When your IDE is constantly suggesting entire blocks of code, your job changes from creating to validating. You become a full-time reviewer for a junior developer who never sleeps, never learns your project’s specific context, and never gets tired. This model of passive assistance has a real, non-obvious cost. It trades the focused effort of building for the scattered effort of auditing, which can compromise the system’s integrity and the deep thinking that good engineering requires.

The silent cost of constant suggestions

Code assistants see a local window of your code, but they have no architectural awareness. They can generate a function that correctly implements an algorithm, but they don’t know about the new data access pattern the team agreed to last month or the long-term plan to deprecate a library. The developer is left to catch these subtle, critical deviations.

Shifting the review burden to the engineer

Every AI suggestion is a tiny pull request. You have to stop, read the suggestion, parse its logic, check its correctness, and make sure it aligns with the project's architecture. This is a real context switch that interrupts your train of thought.

When you write code from scratch, the logic flows from your mental model of the system. When you review an AI suggestion, you first have to reverse-engineer the AI's logic and then map it back to your own.
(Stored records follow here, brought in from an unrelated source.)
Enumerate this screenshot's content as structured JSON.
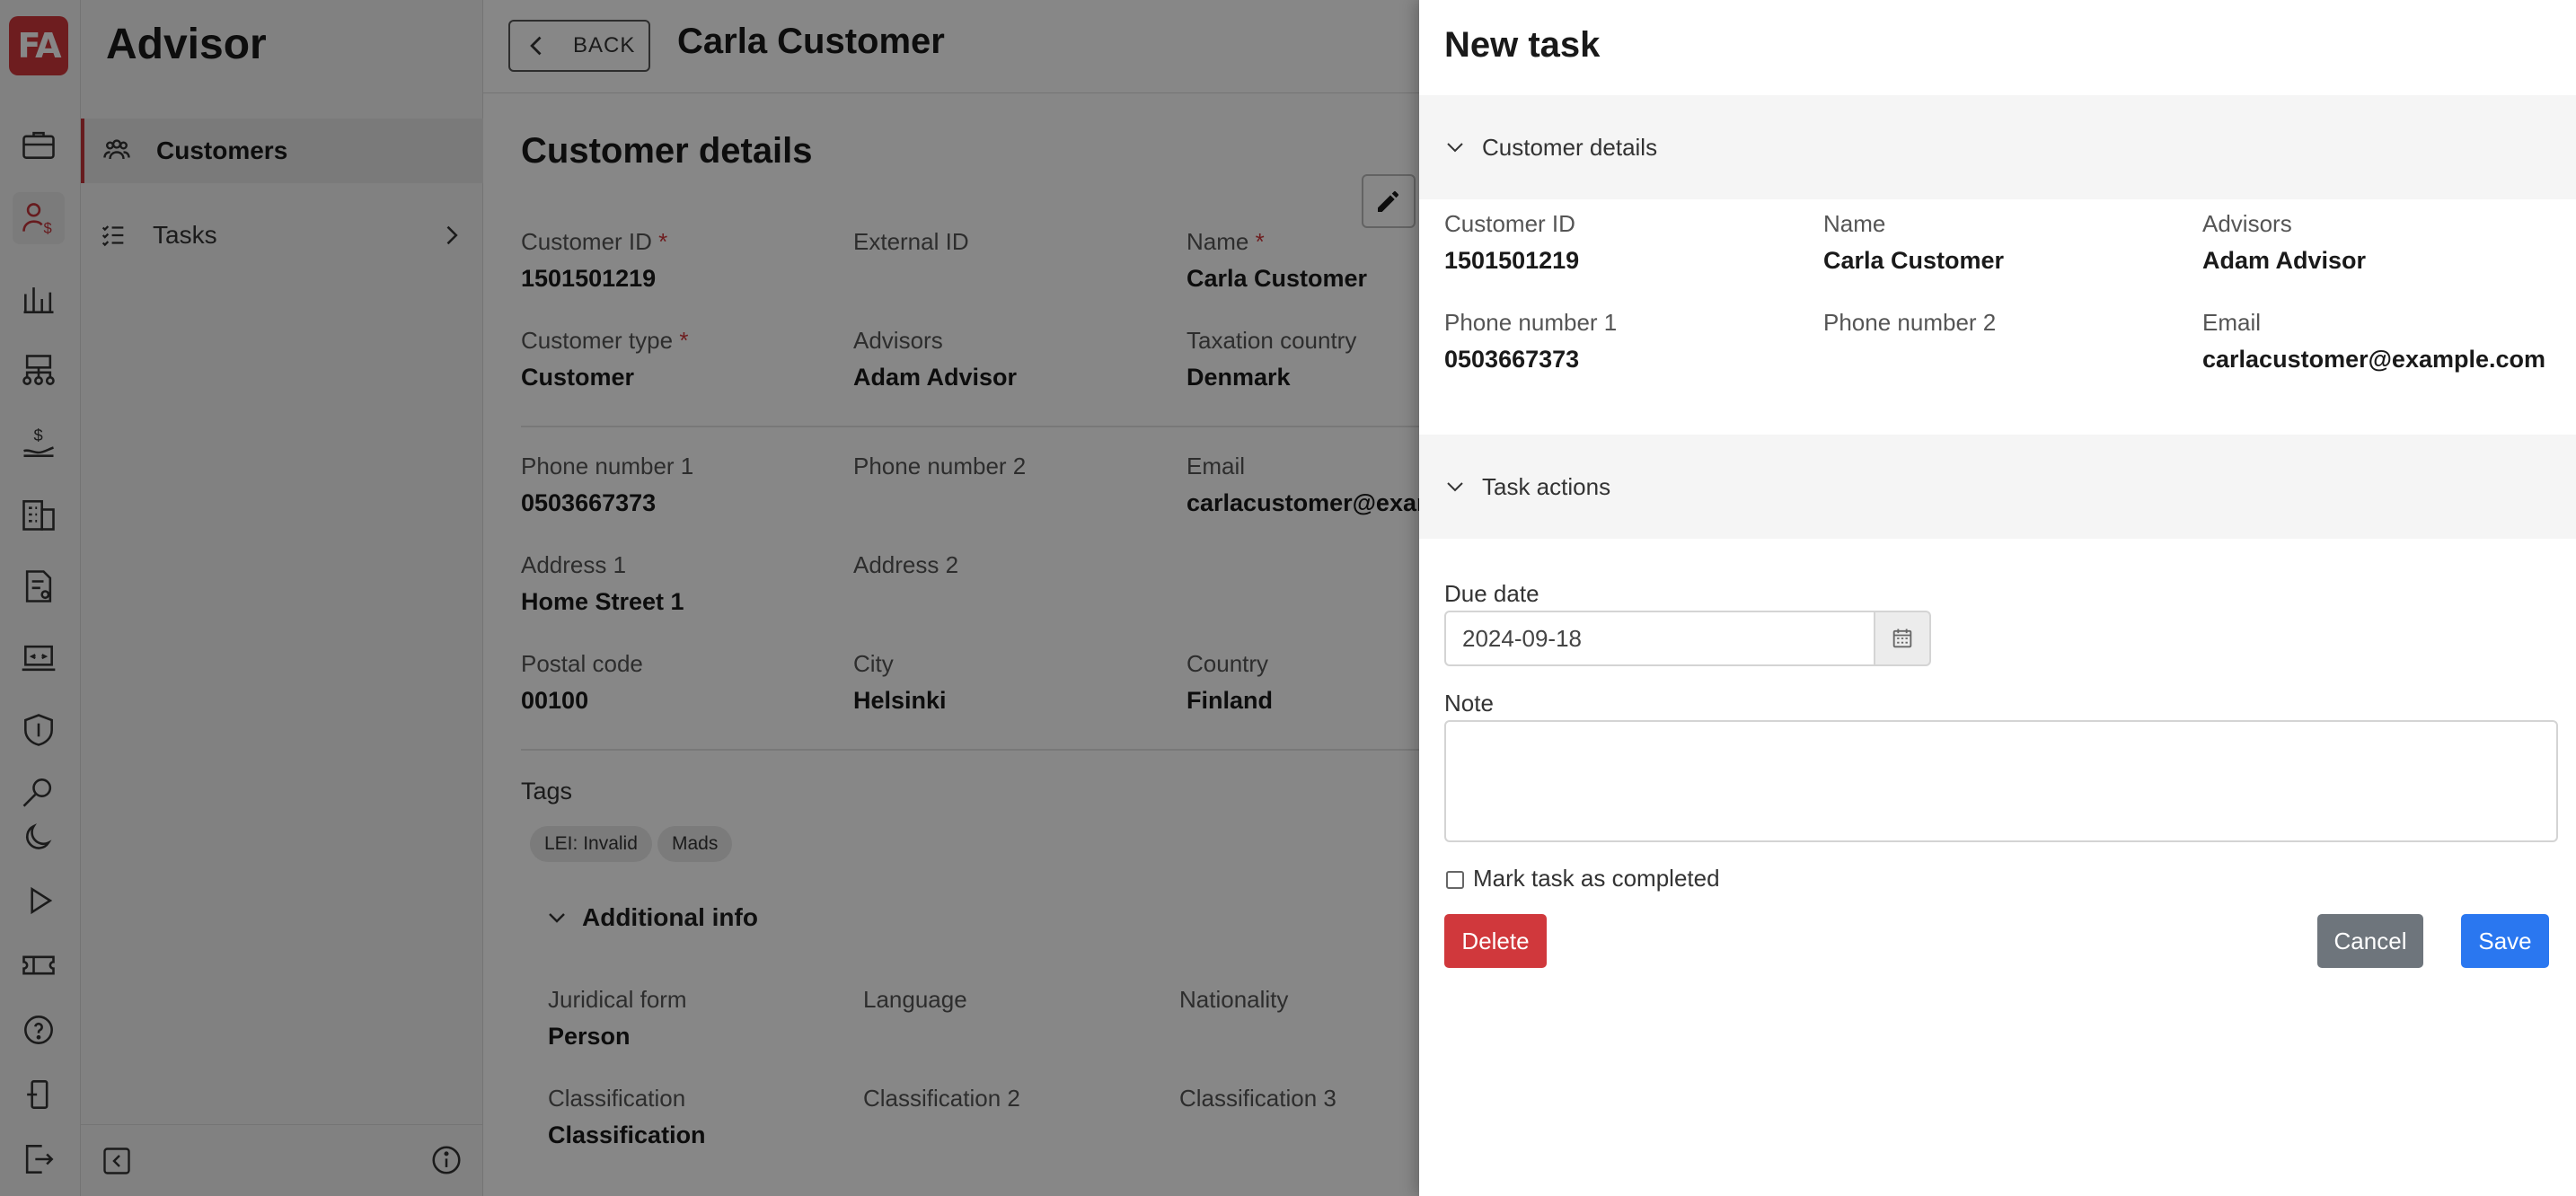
{
  "nav": {
    "app_title": "Advisor",
    "items": [
      {
        "label": "Customers",
        "icon": "users-icon"
      },
      {
        "label": "Tasks",
        "icon": "task-list-icon"
      }
    ],
    "accent": "#c2343a"
  },
  "logo": {
    "text": "FA",
    "color": "#d0383c"
  },
  "header": {
    "back_label": "BACK",
    "title": "Carla Customer"
  },
  "customer": {
    "section_title": "Customer details",
    "fields": {
      "customer_id": {
        "label": "Customer ID",
        "value": "1501501219"
      },
      "external_id": {
        "label": "External ID",
        "value": ""
      },
      "name": {
        "label": "Name",
        "value": "Carla Customer"
      },
      "customer_type": {
        "label": "Customer type",
        "value": "Customer"
      },
      "advisors": {
        "label": "Advisors",
        "value": "Adam Advisor"
      },
      "taxation_country": {
        "label": "Taxation country",
        "value": "Denmark"
      },
      "phone1": {
        "label": "Phone number 1",
        "value": "0503667373"
      },
      "phone2": {
        "label": "Phone number 2",
        "value": ""
      },
      "email": {
        "label": "Email",
        "value": "carlacustomer@exam"
      },
      "address1": {
        "label": "Address 1",
        "value": "Home Street 1"
      },
      "address2": {
        "label": "Address 2",
        "value": ""
      },
      "postal_code": {
        "label": "Postal code",
        "value": "00100"
      },
      "city": {
        "label": "City",
        "value": "Helsinki"
      },
      "country": {
        "label": "Country",
        "value": "Finland"
      }
    },
    "required_mark": "*",
    "tags_label": "Tags",
    "tags": [
      "LEI: Invalid",
      "Mads"
    ],
    "additional_info_label": "Additional info",
    "additional": {
      "juridical_form": {
        "label": "Juridical form",
        "value": "Person"
      },
      "language": {
        "label": "Language",
        "value": ""
      },
      "nationality": {
        "label": "Nationality",
        "value": ""
      },
      "classification": {
        "label": "Classification",
        "value": "Classification"
      },
      "classification2": {
        "label": "Classification 2",
        "value": ""
      },
      "classification3": {
        "label": "Classification 3",
        "value": ""
      }
    }
  },
  "drawer": {
    "title": "New task",
    "customer_section_label": "Customer details",
    "customer": {
      "customer_id": {
        "label": "Customer ID",
        "value": "1501501219"
      },
      "name": {
        "label": "Name",
        "value": "Carla Customer"
      },
      "advisors": {
        "label": "Advisors",
        "value": "Adam Advisor"
      },
      "phone1": {
        "label": "Phone number 1",
        "value": "0503667373"
      },
      "phone2": {
        "label": "Phone number 2",
        "value": ""
      },
      "email": {
        "label": "Email",
        "value": "carlacustomer@example.com"
      }
    },
    "task_section_label": "Task actions",
    "due_date_label": "Due date",
    "due_date_value": "2024-09-18",
    "note_label": "Note",
    "note_value": "",
    "completed_label": "Mark task as completed",
    "completed_checked": false,
    "delete_label": "Delete",
    "cancel_label": "Cancel",
    "save_label": "Save",
    "colors": {
      "delete": "#d0383c",
      "cancel": "#6e757c",
      "save": "#2a77f0"
    }
  }
}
This validation cycle, repeated dozens or hundreds of times a day, fragments your attention. The cognitive load isn't reduced, it’s just changed from a focused block of creative work into a scattered series of validation checks.
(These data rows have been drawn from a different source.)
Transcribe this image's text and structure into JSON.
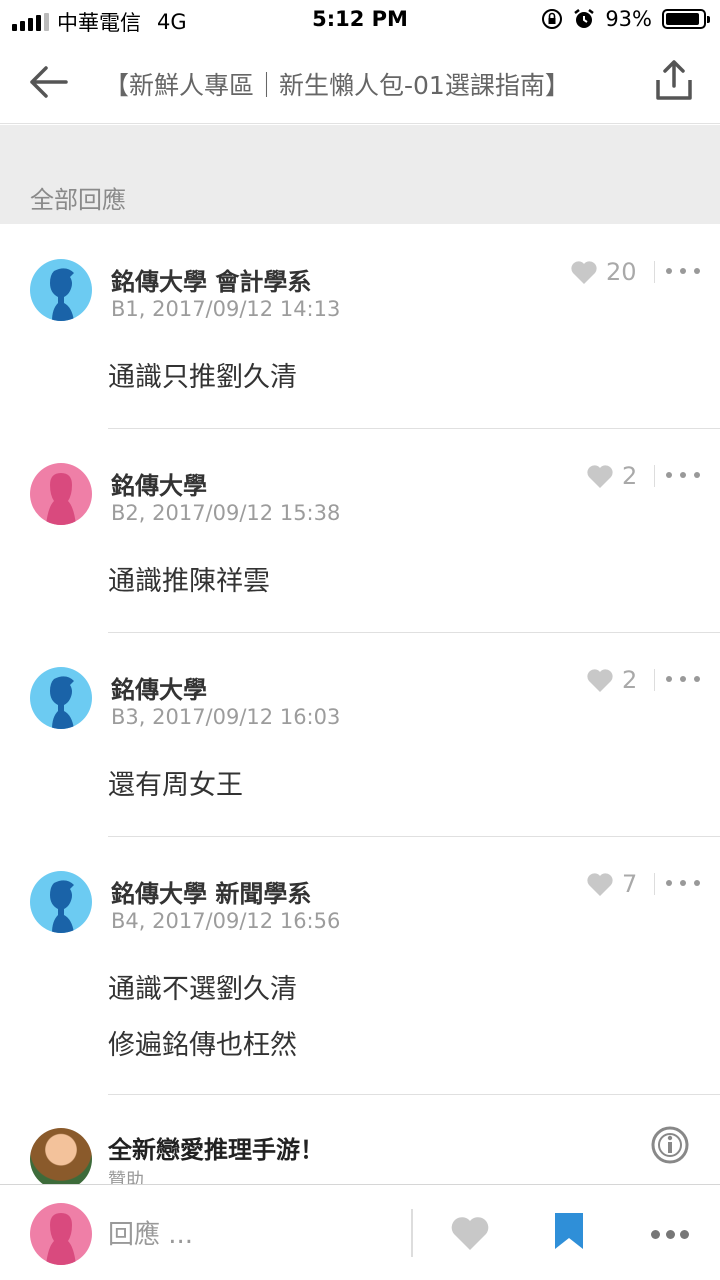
{
  "status_bar": {
    "carrier": "中華電信",
    "network": "4G",
    "time": "5:12 PM",
    "battery": "93%",
    "battery_level": 0.93
  },
  "nav": {
    "title": "【新鮮人專區｜新生懶人包-01選課指南】",
    "back_icon": "arrow-left-icon",
    "share_icon": "share-upload-icon"
  },
  "section": {
    "label": "全部回應"
  },
  "comments": [
    {
      "author": "銘傳大學 會計學系",
      "meta": "B1, 2017/09/12 14:13",
      "likes": "20",
      "lines": [
        "通識只推劉久清"
      ],
      "avatar_color": "#6ccbf2"
    },
    {
      "author": "銘傳大學",
      "meta": "B2, 2017/09/12 15:38",
      "likes": "2",
      "lines": [
        "通識推陳祥雲"
      ],
      "avatar_color": "#ef7fa7"
    },
    {
      "author": "銘傳大學",
      "meta": "B3, 2017/09/12 16:03",
      "likes": "2",
      "lines": [
        "還有周女王"
      ],
      "avatar_color": "#6ccbf2"
    },
    {
      "author": "銘傳大學 新聞學系",
      "meta": "B4, 2017/09/12 16:56",
      "likes": "7",
      "lines": [
        "通識不選劉久清",
        "修遍銘傳也枉然"
      ],
      "avatar_color": "#6ccbf2"
    }
  ],
  "sponsored": {
    "title": "全新戀愛推理手游！",
    "label": "贊助"
  },
  "bottom_bar": {
    "reply_placeholder": "回應 ...",
    "bookmark_color": "#2f8fd8"
  },
  "colors": {
    "avatar_blue": "#6ccbf2",
    "avatar_pink": "#ef7fa7",
    "silhouette_blue": "#1a63a8",
    "silhouette_pink": "#d94a7e"
  }
}
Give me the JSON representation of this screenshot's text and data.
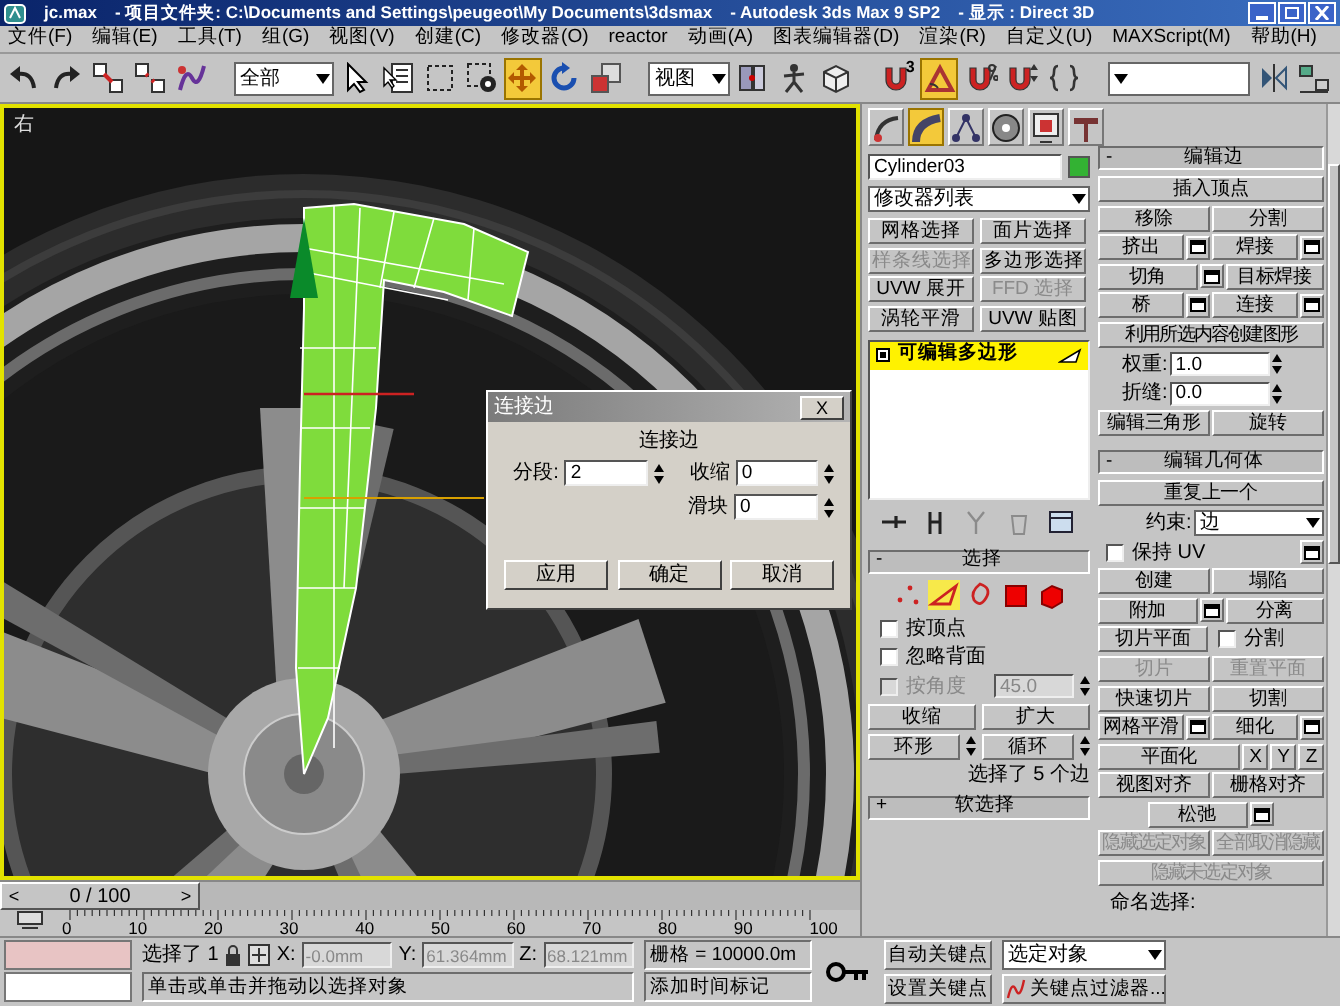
{
  "window": {
    "title_parts": [
      "jc.max",
      "- 项目文件夹: C:\\Documents and Settings\\peugeot\\My Documents\\3dsmax",
      "- Autodesk 3ds Max 9 SP2",
      "- 显示 : Direct 3D"
    ]
  },
  "menu": [
    "文件(F)",
    "编辑(E)",
    "工具(T)",
    "组(G)",
    "视图(V)",
    "创建(C)",
    "修改器(O)",
    "reactor",
    "动画(A)",
    "图表编辑器(D)",
    "渲染(R)",
    "自定义(U)",
    "MAXScript(M)",
    "帮助(H)"
  ],
  "toolbar": [
    {
      "kind": "tool",
      "selected": false
    },
    {
      "kind": "tool",
      "selected": false
    },
    {
      "kind": "tool",
      "selected": false
    },
    {
      "kind": "tool",
      "selected": false
    },
    {
      "kind": "tool",
      "selected": false
    },
    {
      "kind": "dropdown",
      "value": "全部"
    },
    {
      "kind": "tool",
      "selected": false
    },
    {
      "kind": "tool",
      "selected": false
    },
    {
      "kind": "tool",
      "selected": false
    },
    {
      "kind": "tool",
      "selected": false
    },
    {
      "kind": "tool",
      "selected": true
    },
    {
      "kind": "tool",
      "selected": false
    },
    {
      "kind": "tool",
      "selected": false
    },
    {
      "kind": "dropdown",
      "value": "视图"
    },
    {
      "kind": "tool",
      "selected": false
    },
    {
      "kind": "tool",
      "selected": false
    },
    {
      "kind": "tool",
      "selected": false
    },
    {
      "kind": "tool",
      "selected": false,
      "badge": "3"
    },
    {
      "kind": "tool",
      "selected": true
    },
    {
      "kind": "tool",
      "selected": false
    },
    {
      "kind": "tool",
      "selected": false
    },
    {
      "kind": "tool",
      "selected": false
    },
    {
      "kind": "dropdown"
    },
    {
      "kind": "tool",
      "selected": false
    },
    {
      "kind": "tool",
      "selected": false
    }
  ],
  "viewport": {
    "label": "右"
  },
  "dialog": {
    "title": "连接边",
    "close": "X",
    "group": "连接边",
    "fields": [
      {
        "label": "分段:",
        "value": "2"
      },
      {
        "label": "收缩",
        "value": "0"
      },
      {
        "label": "滑块",
        "value": "0"
      }
    ],
    "buttons": [
      "应用",
      "确定",
      "取消"
    ]
  },
  "command_panel": {
    "tabs": [
      {
        "selected": false
      },
      {
        "selected": true
      },
      {
        "selected": false
      },
      {
        "selected": false
      },
      {
        "selected": false
      },
      {
        "selected": false
      }
    ],
    "object_name": "Cylinder03",
    "modifier_list": "修改器列表",
    "modifier_buttons": [
      {
        "label": "网格选择",
        "disabled": false
      },
      {
        "label": "面片选择",
        "disabled": false
      },
      {
        "label": "样条线选择",
        "disabled": true
      },
      {
        "label": "多边形选择",
        "disabled": false
      },
      {
        "label": "UVW 展开",
        "disabled": false
      },
      {
        "label": "FFD 选择",
        "disabled": true
      },
      {
        "label": "涡轮平滑",
        "disabled": false
      },
      {
        "label": "UVW 贴图",
        "disabled": false
      }
    ],
    "stack": [
      {
        "label": "可编辑多边形",
        "selected": true
      }
    ],
    "stack_tools": [
      {
        "disabled": false
      },
      {
        "disabled": false
      },
      {
        "disabled": true
      },
      {
        "disabled": true
      },
      {
        "disabled": false
      }
    ],
    "selection": {
      "title": "选择",
      "collapse_sign": "-",
      "levels": [
        {
          "selected": false
        },
        {
          "selected": true
        },
        {
          "selected": false
        },
        {
          "selected": false
        },
        {
          "selected": false
        }
      ],
      "checks": [
        {
          "label": "按顶点",
          "checked": false,
          "disabled": false
        },
        {
          "label": "忽略背面",
          "checked": false,
          "disabled": false
        },
        {
          "label": "按角度",
          "checked": false,
          "disabled": true,
          "value": "45.0"
        }
      ],
      "buttons": [
        [
          {
            "kind": "button",
            "label": "收缩"
          },
          {
            "kind": "button",
            "label": "扩大"
          }
        ],
        [
          {
            "kind": "spin_button",
            "label": "环形"
          },
          {
            "kind": "spin_button",
            "label": "循环"
          }
        ]
      ],
      "status": "选择了 5 个边"
    },
    "soft_selection": {
      "title": "软选择",
      "collapse_sign": "+"
    },
    "edit_edges": {
      "title": "编辑边",
      "collapse_sign": "-",
      "rows": [
        [
          {
            "kind": "button",
            "label": "插入顶点",
            "disabled": false
          }
        ],
        [
          {
            "kind": "button",
            "label": "移除",
            "disabled": false
          },
          {
            "kind": "button",
            "label": "分割",
            "disabled": false
          }
        ],
        [
          {
            "kind": "button",
            "label": "挤出",
            "disabled": false,
            "settings": true
          },
          {
            "kind": "button",
            "label": "焊接",
            "disabled": false,
            "settings": true
          }
        ],
        [
          {
            "kind": "button",
            "label": "切角",
            "disabled": false,
            "settings": true
          },
          {
            "kind": "button",
            "label": "目标焊接",
            "disabled": false
          }
        ],
        [
          {
            "kind": "button",
            "label": "桥",
            "disabled": false,
            "settings": true
          },
          {
            "kind": "button",
            "label": "连接",
            "disabled": false,
            "settings": true
          }
        ],
        [
          {
            "kind": "button",
            "label": "利用所选内容创建图形",
            "disabled": false
          }
        ],
        [
          {
            "kind": "spinner",
            "label": "权重:",
            "value": "1.0"
          }
        ],
        [
          {
            "kind": "spinner",
            "label": "折缝:",
            "value": "0.0"
          }
        ],
        [
          {
            "kind": "button",
            "label": "编辑三角形",
            "disabled": false
          },
          {
            "kind": "button",
            "label": "旋转",
            "disabled": false
          }
        ]
      ]
    },
    "edit_geometry": {
      "title": "编辑几何体",
      "collapse_sign": "-",
      "rows": [
        [
          {
            "kind": "button",
            "label": "重复上一个",
            "disabled": false
          }
        ],
        [
          {
            "kind": "dropdown",
            "label": "约束:",
            "value": "边"
          }
        ],
        [
          {
            "kind": "checkbox",
            "label": "保持 UV",
            "checked": false,
            "settings": true
          }
        ],
        [
          {
            "kind": "button",
            "label": "创建",
            "disabled": false
          },
          {
            "kind": "button",
            "label": "塌陷",
            "disabled": false
          }
        ],
        [
          {
            "kind": "button",
            "label": "附加",
            "disabled": false,
            "settings": true
          },
          {
            "kind": "button",
            "label": "分离",
            "disabled": false
          }
        ],
        [
          {
            "kind": "button",
            "label": "切片平面",
            "disabled": false
          },
          {
            "kind": "checkbox",
            "label": "分割",
            "checked": false
          }
        ],
        [
          {
            "kind": "button",
            "label": "切片",
            "disabled": true
          },
          {
            "kind": "button",
            "label": "重置平面",
            "disabled": true
          }
        ],
        [
          {
            "kind": "button",
            "label": "快速切片",
            "disabled": false
          },
          {
            "kind": "button",
            "label": "切割",
            "disabled": false
          }
        ],
        [
          {
            "kind": "button",
            "label": "网格平滑",
            "disabled": false,
            "settings": true
          },
          {
            "kind": "button",
            "label": "细化",
            "disabled": false,
            "settings": true
          }
        ],
        [
          {
            "kind": "button",
            "label": "平面化",
            "disabled": false
          },
          {
            "kind": "axis",
            "label": "X"
          },
          {
            "kind": "axis",
            "label": "Y"
          },
          {
            "kind": "axis",
            "label": "Z"
          }
        ],
        [
          {
            "kind": "button",
            "label": "视图对齐",
            "disabled": false
          },
          {
            "kind": "button",
            "label": "栅格对齐",
            "disabled": false
          }
        ],
        [
          {
            "kind": "button",
            "label": "松弛",
            "disabled": false,
            "settings": true
          }
        ],
        [
          {
            "kind": "button",
            "label": "隐藏选定对象",
            "disabled": true
          },
          {
            "kind": "button",
            "label": "全部取消隐藏",
            "disabled": true
          }
        ],
        [
          {
            "kind": "button",
            "label": "隐藏未选定对象",
            "disabled": true
          }
        ],
        [
          {
            "kind": "label",
            "label": "命名选择:"
          }
        ]
      ]
    }
  },
  "time_slider": {
    "position": "0 / 100",
    "prev": "<",
    "next": ">",
    "level": 0
  },
  "ruler": [
    "0",
    "10",
    "20",
    "30",
    "40",
    "50",
    "60",
    "70",
    "80",
    "90",
    "100"
  ],
  "status_bar": {
    "selection": "选择了 1",
    "x_label": "X:",
    "x": "-0.0mm",
    "y_label": "Y:",
    "y": "61.364mm",
    "z_label": "Z:",
    "z": "68.121mm",
    "grid": "栅格 = 10000.0m",
    "prompt": "单击或单击并拖动以选择对象",
    "time_tag": "添加时间标记",
    "auto_key": "自动关键点",
    "key_target": "选定对象",
    "set_key": "设置关键点",
    "key_filters": "关键点过滤器..."
  }
}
Why passive assistance erodes critical thinking

Deep work in software engineering requires holding a complex problem in your head. You build a mental model of how components interact, how data flows, and where things might fail. Constant suggestions from an AI assistant actively work against this. The stream of code snippets keeps your attention at the surface level, focused on the next few lines instead of the overall structure.

This continuous interruption prevents the sustained focus you need to see a better abstraction, question a requirement, or spot a potential performance bottleneck. The AI optimizes for local correctness, while an experienced engineer optimizes for the system’s global health. By offloading the "easy" parts, we risk losing the context that helps with the hard parts.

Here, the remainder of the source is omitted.